For the past couple years he has been going through interviews and tests with the military to become a pilot. Since it became an option to join, he has been growing his hair. His blonde curls are now shoulder-length.

“Flying is just super fun,” he says.

Roots would ideally like to fly jets, or with the Snowbirds, he says. While at school on the island, he saw the group fly at CFB Comox and has talked to a few of the pilots, even sitting in on a briefing.

“It was really cool,” he says.

“My dad was on board the whole way. Mom took a little longer to convince,” Roots says. “She’s come around. She’s encouraging now. Still don’t know if she knows I want to fly jets, but we’ll see.”

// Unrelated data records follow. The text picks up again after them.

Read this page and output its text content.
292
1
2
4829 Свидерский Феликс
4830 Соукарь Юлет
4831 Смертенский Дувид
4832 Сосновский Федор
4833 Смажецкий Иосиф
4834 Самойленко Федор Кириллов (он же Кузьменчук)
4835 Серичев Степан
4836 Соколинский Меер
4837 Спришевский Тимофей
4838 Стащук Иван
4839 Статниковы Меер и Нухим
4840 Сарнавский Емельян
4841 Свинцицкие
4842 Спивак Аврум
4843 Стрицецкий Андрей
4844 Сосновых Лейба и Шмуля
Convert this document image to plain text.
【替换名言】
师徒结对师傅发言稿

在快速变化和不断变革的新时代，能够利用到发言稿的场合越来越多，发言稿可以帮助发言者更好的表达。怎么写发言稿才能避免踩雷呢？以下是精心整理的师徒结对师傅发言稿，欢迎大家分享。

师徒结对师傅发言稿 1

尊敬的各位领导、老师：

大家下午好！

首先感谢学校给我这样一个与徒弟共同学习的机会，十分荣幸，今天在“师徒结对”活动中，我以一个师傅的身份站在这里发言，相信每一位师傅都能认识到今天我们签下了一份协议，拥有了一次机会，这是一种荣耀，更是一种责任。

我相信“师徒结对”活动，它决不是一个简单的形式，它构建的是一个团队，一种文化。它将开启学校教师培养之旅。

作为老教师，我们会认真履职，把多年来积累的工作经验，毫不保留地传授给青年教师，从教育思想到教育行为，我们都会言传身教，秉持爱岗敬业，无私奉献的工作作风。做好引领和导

This summer, competitive running is going to take a backseat in Roots’ life. There are no specific races that he’s training for and he won’t be travelling for any either. He says he might do some fun trail races, but that’ll be on his own terms.

For now he’s looking forward to decompressing a bit, spending time with his family before he moves out east and enjoying all the activities the Yukon has to offer.

The first project on his list: planter boxes so that his parents can start gardening.

When he gets to Kingston in the fall, who knows. “I’ve heard Kingston is a good place to run,” he says.

This summer though, he says, twisting his bracelet, “I’ve got to do a lot more pushups.”